Over 110 million users in China have signed up for 5G plans, announced president of the China Academy for Information and Communications Technology (CAICT), a think tank under the telecoms watchdog Ministry of Industry and Information Technology, at an industry event on Wednesday.
That makes China the largest 5G market in terms of user size, the think tank president said. The milestone came in less than a year after China’s top carriers rolled out 5G plans for consumers, and just over a year after the authority began issuing 5G licenses for commercial use.
The number is still a small fraction of the overall subscription. In June, China’s three state-run carriers collectively commanded some 1.6 billion mobile subscribers (suggesting China’s 1.4 billion population owned over one mobile device per capita).
China’s 5G ambition is a multi-pronged effort among the government, network carriers, telecoms equipment makers, device makers, and software developers. Policymakers need to show consumers visible improvement on network speed, and as such the carriers have been aggressively setting up 5G base stations across the country — more than 460,000 towers by July.
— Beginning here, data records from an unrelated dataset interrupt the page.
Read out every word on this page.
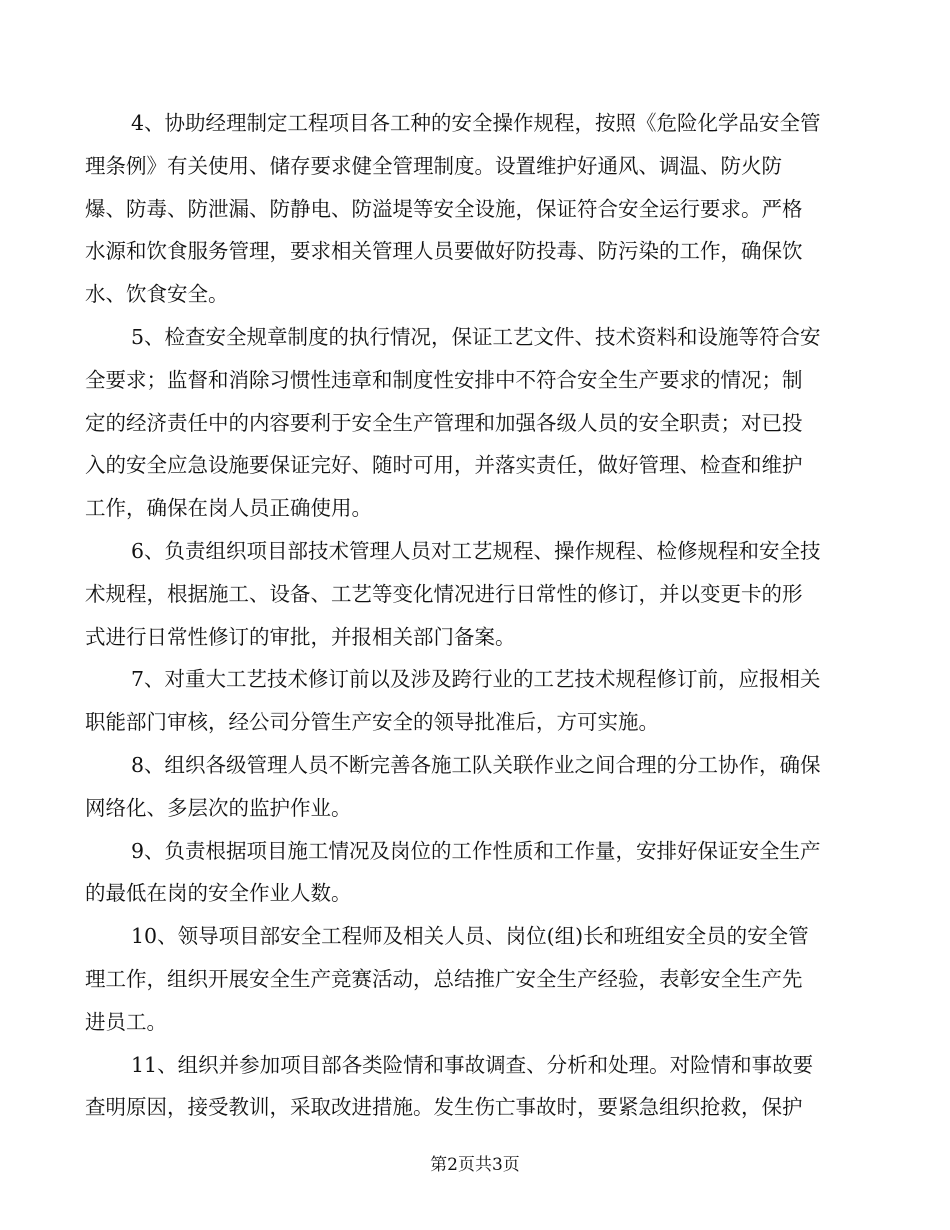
4、协助经理制定工程项目各工种的安全操作规程，按照《危险化学品安全管
理条例》有关使用、储存要求健全管理制度。设置维护好通风、调温、防火防
爆、防毒、防泄漏、防静电、防溢堤等安全设施，保证符合安全运行要求。严格
水源和饮食服务管理，要求相关管理人员要做好防投毒、防污染的工作，确保饮
水、饮食安全。
5、检查安全规章制度的执行情况，保证工艺文件、技术资料和设施等符合安
全要求；监督和消除习惯性违章和制度性安排中不符合安全生产要求的情况；制
定的经济责任中的内容要利于安全生产管理和加强各级人员的安全职责；对已投
入的安全应急设施要保证完好、随时可用，并落实责任，做好管理、检查和维护
工作，确保在岗人员正确使用。
6、负责组织项目部技术管理人员对工艺规程、操作规程、检修规程和安全技
术规程，根据施工、设备、工艺等变化情况进行日常性的修订，并以变更卡的形
式进行日常性修订的审批，并报相关部门备案。
7、对重大工艺技术修订前以及涉及跨行业的工艺技术规程修订前，应报相关
职能部门审核，经公司分管生产安全的领导批准后，方可实施。
8、组织各级管理人员不断完善各施工队关联作业之间合理的分工协作，确保
网络化、多层次的监护作业。
9、负责根据项目施工情况及岗位的工作性质和工作量，安排好保证安全生产
的最低在岗的安全作业人数。
10、领导项目部安全工程师及相关人员、岗位(组)长和班组安全员的安全管
理工作，组织开展安全生产竞赛活动，总结推广安全生产经验，表彰安全生产先
进员工。
11、组织并参加项目部各类险情和事故调查、分析和处理。对险情和事故要
查明原因，接受教训，采取改进措施。发生伤亡事故时，要紧急组织抢救，保护
第2页共3页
China was adding an average of 15,000 new 5G base stations every week, said an official in July. The government has plans to raise that number to 600,000 by the end of 2020, covering all prefectural-level cities nationwide. A clear winner in China’s 5G push is Huawei, which makes both 5G devices and the infrastructure that undergirds the next-gen network.
In the meantime, Huawei, Oppo, Xiaomi and their rivals are rushing to launch 5G compatible handsets. China has sold over 93 million units of 5G mobile phones this year so far, according to recent data released by CAICT. 5G phones accounted for 60% of total shipments in August.
China’s rapid shift to 5G is also driving the need for new hardware parts like integrated circuits. The country produced over 100 billion units of ICs during the first half of 2020, representing a 16.4% year-over-year gain, said an industry official in July, adding that much of the demand came from 5G-related projects.